Obesity is endemic throughout much of the world and obesity-related morbidities include heart disease, stroke, non-alcoholic steatohepatitis, NASH, and type 2 diabetes, T2D. Glucagon-Like Peptide 1, GLP-1, agonists have emerged as highly effective treatment for T2D and more recently for management of obesity. Glucose-dependent Insulinotropic Polypeptide, GIP, agonists when combined with GLP-1 agonism strengthen the pharmacology and yield further decreases in hyperglycemia, body weight and adiposity.

The unimolecular GLP-1/GIP coagonist peptide named Tirzepatide recently received regulatory approval for the treatment of T2D, with significant associated loss of body weight. Fibroblast Growth Factor 21, FGF21, is also an endocrine hormone that has received appreciable attention for treatment of the metabolic syndrome. It has demonstrated profound reductions in serum lipids including triglycerides, LDL, total cholesterol, and hepatic fat fraction, but less impressive relative to incretin-based drugs in control of hyperglycemia.

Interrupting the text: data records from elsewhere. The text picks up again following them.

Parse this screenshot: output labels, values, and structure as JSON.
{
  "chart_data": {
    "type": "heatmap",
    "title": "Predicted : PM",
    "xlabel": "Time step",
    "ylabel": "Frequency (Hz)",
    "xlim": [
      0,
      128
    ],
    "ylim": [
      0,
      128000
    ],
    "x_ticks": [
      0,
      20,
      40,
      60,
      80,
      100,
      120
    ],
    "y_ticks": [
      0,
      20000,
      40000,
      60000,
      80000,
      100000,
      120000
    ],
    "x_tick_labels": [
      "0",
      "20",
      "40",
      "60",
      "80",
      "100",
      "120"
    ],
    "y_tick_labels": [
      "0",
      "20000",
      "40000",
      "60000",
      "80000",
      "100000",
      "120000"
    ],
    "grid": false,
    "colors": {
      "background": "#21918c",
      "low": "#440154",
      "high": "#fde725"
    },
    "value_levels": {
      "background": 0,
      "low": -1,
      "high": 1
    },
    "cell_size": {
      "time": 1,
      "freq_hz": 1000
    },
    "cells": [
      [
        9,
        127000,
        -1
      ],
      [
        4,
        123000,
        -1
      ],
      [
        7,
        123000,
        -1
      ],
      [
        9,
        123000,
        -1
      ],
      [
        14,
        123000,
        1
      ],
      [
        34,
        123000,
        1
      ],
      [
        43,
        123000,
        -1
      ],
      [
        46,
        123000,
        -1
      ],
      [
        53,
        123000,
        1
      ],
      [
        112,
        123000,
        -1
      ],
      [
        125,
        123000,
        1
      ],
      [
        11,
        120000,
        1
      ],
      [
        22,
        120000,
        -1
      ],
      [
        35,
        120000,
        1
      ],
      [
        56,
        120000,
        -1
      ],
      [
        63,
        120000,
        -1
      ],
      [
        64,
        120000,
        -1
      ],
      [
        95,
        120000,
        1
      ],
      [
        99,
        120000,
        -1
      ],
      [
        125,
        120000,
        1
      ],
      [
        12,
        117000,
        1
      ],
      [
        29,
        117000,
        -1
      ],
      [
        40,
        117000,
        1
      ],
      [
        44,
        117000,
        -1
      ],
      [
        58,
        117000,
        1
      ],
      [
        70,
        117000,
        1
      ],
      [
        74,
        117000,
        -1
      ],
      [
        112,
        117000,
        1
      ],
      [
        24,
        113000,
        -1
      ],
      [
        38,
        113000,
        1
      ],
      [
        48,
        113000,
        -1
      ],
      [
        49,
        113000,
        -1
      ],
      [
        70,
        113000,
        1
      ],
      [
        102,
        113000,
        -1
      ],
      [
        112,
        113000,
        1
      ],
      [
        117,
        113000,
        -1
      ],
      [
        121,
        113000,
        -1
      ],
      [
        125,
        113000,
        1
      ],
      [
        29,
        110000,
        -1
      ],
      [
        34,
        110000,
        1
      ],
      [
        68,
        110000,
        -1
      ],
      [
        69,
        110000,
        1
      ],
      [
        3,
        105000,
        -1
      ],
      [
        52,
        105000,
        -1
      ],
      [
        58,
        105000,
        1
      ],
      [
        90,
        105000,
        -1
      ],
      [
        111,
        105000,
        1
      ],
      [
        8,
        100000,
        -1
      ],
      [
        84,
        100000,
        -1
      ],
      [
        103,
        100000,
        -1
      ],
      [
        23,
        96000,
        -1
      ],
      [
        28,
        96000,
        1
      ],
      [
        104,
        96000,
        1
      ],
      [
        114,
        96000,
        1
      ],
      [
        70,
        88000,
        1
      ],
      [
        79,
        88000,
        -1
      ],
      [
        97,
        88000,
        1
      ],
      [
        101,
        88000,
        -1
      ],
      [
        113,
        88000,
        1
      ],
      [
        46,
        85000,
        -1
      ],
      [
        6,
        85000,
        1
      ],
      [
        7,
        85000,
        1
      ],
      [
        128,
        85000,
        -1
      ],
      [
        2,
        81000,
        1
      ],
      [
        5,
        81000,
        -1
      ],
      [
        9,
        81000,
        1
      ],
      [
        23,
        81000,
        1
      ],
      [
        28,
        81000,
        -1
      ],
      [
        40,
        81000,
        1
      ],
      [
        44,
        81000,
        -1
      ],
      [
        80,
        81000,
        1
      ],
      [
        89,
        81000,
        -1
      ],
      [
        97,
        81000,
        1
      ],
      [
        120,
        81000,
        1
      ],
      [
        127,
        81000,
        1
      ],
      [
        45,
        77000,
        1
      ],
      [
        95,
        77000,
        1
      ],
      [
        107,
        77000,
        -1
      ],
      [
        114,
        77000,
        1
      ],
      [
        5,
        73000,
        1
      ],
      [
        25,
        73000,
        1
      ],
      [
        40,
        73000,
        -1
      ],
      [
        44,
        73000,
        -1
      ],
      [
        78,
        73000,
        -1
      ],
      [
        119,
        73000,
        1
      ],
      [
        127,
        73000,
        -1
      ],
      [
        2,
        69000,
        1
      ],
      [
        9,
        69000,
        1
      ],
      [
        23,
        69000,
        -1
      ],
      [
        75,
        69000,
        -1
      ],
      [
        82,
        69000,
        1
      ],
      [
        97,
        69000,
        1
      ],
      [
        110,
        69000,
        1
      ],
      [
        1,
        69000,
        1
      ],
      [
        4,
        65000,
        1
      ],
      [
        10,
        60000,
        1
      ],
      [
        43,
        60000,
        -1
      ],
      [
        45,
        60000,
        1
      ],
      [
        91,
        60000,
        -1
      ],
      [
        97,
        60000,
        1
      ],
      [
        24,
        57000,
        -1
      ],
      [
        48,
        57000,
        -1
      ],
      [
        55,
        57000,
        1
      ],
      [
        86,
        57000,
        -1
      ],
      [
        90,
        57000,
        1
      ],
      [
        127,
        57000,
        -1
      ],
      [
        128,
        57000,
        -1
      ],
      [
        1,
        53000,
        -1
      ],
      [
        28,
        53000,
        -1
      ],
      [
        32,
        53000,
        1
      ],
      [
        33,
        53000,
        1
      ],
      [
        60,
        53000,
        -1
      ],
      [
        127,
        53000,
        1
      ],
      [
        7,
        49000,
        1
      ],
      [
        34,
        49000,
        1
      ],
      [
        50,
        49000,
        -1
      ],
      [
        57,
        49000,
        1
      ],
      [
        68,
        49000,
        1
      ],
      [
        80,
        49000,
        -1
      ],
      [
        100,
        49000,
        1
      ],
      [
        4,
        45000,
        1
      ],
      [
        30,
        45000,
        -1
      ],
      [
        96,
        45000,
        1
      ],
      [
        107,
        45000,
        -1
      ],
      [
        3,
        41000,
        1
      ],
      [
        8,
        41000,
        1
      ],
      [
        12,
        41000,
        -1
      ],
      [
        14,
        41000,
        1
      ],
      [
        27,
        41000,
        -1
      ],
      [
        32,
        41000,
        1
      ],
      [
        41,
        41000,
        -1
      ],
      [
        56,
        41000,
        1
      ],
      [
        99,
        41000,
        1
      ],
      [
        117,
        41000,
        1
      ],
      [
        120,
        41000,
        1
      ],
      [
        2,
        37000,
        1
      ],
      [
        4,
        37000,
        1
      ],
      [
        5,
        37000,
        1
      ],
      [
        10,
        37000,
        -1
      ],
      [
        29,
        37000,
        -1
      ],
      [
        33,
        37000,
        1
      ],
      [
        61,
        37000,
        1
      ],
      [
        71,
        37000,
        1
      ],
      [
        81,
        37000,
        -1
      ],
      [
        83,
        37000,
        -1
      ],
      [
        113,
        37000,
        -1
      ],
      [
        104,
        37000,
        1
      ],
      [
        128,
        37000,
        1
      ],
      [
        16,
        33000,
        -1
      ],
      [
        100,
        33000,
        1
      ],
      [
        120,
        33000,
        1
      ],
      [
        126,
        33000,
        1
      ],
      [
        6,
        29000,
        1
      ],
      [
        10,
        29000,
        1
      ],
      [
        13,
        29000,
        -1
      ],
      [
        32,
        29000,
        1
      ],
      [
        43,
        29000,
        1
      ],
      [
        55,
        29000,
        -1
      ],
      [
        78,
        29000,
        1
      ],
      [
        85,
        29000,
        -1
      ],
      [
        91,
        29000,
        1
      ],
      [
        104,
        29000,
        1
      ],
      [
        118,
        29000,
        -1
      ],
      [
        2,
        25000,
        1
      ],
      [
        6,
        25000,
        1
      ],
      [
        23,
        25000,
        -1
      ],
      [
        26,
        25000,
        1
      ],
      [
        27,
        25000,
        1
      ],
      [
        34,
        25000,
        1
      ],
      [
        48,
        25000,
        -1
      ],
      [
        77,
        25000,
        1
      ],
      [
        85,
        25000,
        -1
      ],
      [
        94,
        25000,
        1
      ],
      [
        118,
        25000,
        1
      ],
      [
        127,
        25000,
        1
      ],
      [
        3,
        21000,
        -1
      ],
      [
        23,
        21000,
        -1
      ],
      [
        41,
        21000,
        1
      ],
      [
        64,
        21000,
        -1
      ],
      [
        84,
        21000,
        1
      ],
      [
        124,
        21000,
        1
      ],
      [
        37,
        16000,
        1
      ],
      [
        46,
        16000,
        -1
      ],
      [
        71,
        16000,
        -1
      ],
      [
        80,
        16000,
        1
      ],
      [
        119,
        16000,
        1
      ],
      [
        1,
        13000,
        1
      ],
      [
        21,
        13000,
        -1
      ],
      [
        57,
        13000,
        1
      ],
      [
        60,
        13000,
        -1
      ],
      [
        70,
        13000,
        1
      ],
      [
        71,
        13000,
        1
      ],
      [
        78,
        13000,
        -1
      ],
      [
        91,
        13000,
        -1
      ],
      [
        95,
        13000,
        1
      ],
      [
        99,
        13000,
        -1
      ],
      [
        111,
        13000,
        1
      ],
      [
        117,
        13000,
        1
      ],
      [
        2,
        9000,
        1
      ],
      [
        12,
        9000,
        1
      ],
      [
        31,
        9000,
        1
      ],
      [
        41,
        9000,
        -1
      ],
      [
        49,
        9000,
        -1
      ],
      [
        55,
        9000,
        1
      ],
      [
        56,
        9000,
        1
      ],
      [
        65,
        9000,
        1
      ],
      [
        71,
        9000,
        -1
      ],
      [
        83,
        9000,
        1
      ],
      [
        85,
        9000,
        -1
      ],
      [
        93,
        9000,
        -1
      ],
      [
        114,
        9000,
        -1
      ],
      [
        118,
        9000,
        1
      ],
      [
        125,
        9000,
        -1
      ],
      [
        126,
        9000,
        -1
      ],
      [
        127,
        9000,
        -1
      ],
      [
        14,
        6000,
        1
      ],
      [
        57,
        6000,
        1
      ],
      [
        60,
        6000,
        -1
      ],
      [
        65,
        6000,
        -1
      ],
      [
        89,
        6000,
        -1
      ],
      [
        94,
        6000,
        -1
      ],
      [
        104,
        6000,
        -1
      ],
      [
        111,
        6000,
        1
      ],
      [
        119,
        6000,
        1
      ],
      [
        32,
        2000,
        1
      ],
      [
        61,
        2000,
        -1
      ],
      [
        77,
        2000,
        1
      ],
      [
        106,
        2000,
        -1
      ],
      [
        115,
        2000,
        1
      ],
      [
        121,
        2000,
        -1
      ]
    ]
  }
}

Efruxifermin, an Fc-FGF21 agonist is being studied in the clinic for NASH. It has shown regression in hepatic fibrosis and normalization of liver fat in 12 weeks of treatment. Collectively the clinical studies with incretin and FGF-21 analogs have demonstrated the complimentary nature of these mechanisms to address the full spectrum of diseases associated with the metabolic syndrome.

As such we designed, synthesized, and biologically characterized a long-acting protein that is highly potent and balanced in activity at the GLP-1, GIP and FGF21 receptors. This first-in-class triple agonist showed exquisite efficacy at reversing diet-induced obesity in mice and simultaneously provides the precedent-setting glycemic and weight benefits of GLP-1 and GIP coagonism with the enhanced lipid lowering properties of FGF21 agonism.